Using AI to Generate Images for Articles
Hilliard, Ohio
Ask anyone that works in marketing, or maintains a blog, creating meta images for articles and other pages is a pain. With AI being the new hot thing, I decided to tackle this problem with some help from OpenAI.
Meta Images
Let's start with the basics. You might be asking yourself "what is a meta image?". It's the image that shows up on LinkedIn, Facebook and other sites when you post a URL. It's usually accompanied by the title and a summary of the website being posted. These images are defined in the code of a webpage using a "meta tag". This might be an OpenGraph tag (Facebook) or a Twitter card tag.
Now imagine you had to create engaging images for every article or page on your website. It would take a lot of time in Photoshop! So let's try automating that process.
The Idea
My idea was to create a small program that takes an an article's title and produces a Facebook/LinkedIn/Twitter ready meta image. Furthermore, I wanted the program to have three different approaches to producing images.
- Basic: Program simply draws a gradient using a random color palette and overlays the article's title.
- AI Hybrid: Program submits the title to GPT-3.5, asking for a list of keywords. These keywords are used to find a relevant stock photo on Unsplash, which the article title is then overlaid on.
- Full AI: Program submits article's title to Dall-E which returns a fully AI generated image. Program then overlays the article's title on the image.
Option 1 is the free, fast fallback, no API calls to OpenAI needed. Option 2 is the safe fallback, you're not going to get any crazy AI generated people with arms sticking out of their head from Unsplash. Option 3 is the exciting option, all in with AI.
The Code
I coded up the program using NodeJS and Typescript. The "node-canvas" library (which uses Cairo in the backend) made image manipulation easy. OpenAI's node library was also a breeze to work with, allowing me to submit requests to Dall-E and GPT in just a few lines of code.
Surprisingly, the hardest to work with was Unsplash. The library I found was untyped, and required "node-fetch" (a library for making HTTP calls), which was broken and had to be pinned to an older version. Once I finally made a successful request to Unplash, I then had to retrieve the image and load it as an object "node-canvas" understands, which was thankfully fairly trivial using helper functions included in "node-canvas".
The Results
Now for the exciting part, how did it perform? I'll break down the results by method, and include a number of sample images for each. Each sample will have the article title used to generate the image (and of course the article titles were generated by ChatGPT).
Basic Generation
This is the least surprising result. The gradient+text option worked just as well as you would expect, no real surprises here.
Here's a few samples from basic meta image generation:
Unsplash Generation
I was pleasantly surprised with the results from the GPT-3.5 + Unsplash method. Almost every image was relevant, and of course the images were high quality and engaging.
Here are the samples from Unsplash + GPT-3.5:
Dall-E Generation
Finally we have the all AI method. This method was by far the worst. Dall-E kept wanting to put text into the images, despite numerous variations of my prompt format. This is also the most expensive method at $0.020 per 1024x1024 image.
Here are the samples from Dall-E:
Given how terrible this first pass with Dall-E was, I came up with an idea. I'll first pass the article title to GPT-3.5 and ask it to generate a prompt for Dall-E. Then I'll pass GPT's prompt to Dall-E. Here's where that got me:
Wow! What a huge improvement (except number 2, it's terrifying). Now that GPT is able to pull out keywords from the article title, it's able to do a better job of writing requirements than I can. GPT is able to come up with alternative, related keywords that the original article title did not have. Maybe with an extra requirement of "no people" we would be good to go!
Improvements
With a few changes to fonts, palette generation and added support for a logo (or in this case, my face), we can improve our results even more. By exposing all of these configuration pieces to the end user, the application should be able to support just about anybody that would want to use it.
Conclusion
Phew, that was a lot! Now to look at my OpenAI bill...
In all seriousness, this was a interesting test.
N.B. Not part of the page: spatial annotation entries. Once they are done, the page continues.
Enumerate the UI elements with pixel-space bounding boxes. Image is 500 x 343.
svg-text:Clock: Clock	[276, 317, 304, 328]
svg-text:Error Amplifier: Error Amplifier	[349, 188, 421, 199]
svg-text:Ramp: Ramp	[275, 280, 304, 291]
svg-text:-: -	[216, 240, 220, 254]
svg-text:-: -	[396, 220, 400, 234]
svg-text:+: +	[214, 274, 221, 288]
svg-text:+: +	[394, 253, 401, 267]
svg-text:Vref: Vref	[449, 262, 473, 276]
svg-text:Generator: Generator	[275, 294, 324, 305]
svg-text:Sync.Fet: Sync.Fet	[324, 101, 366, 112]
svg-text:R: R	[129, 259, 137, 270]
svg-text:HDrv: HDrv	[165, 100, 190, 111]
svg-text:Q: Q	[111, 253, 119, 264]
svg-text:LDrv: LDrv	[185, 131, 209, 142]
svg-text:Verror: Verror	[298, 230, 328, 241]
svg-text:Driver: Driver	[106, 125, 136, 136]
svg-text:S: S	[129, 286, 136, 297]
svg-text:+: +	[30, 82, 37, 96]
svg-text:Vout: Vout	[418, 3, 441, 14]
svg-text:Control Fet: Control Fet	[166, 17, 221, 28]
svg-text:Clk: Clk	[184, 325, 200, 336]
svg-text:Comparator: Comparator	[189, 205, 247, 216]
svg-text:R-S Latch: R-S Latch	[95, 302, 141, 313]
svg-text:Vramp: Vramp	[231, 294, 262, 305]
I don't claim to be the best (or even a good) prompt writer, but I was consistently underwhelmed by Dall-E. I realize there are probably better suited image generation LLMs out there, and maybe that's an article for another day.
That said, GPT + Unsplash performed very well, and I could see it being an actual, usable tool. Using GPT to generate search queries, then relying on the high-quality repository Unsplash offers is a perfect combination. You could probably get even better results by using a paid stock photo service (more options to match on) and by passing the entire article content (or at least a summary) to GPT.
With all that, what am I going to use for my personal blog? Probably just the basic method, it's the easiest on the wallet and it's "good enough". Additionally, although this was a fun experiment, I have a lot of concerns around data privacy and copyright infringement when it comes to AI and don't see myself incorporating it into my personal projects.
Source Code
The code written for this article is open-source and available on Github. There's a detailed guide on getting up and running in the README.md.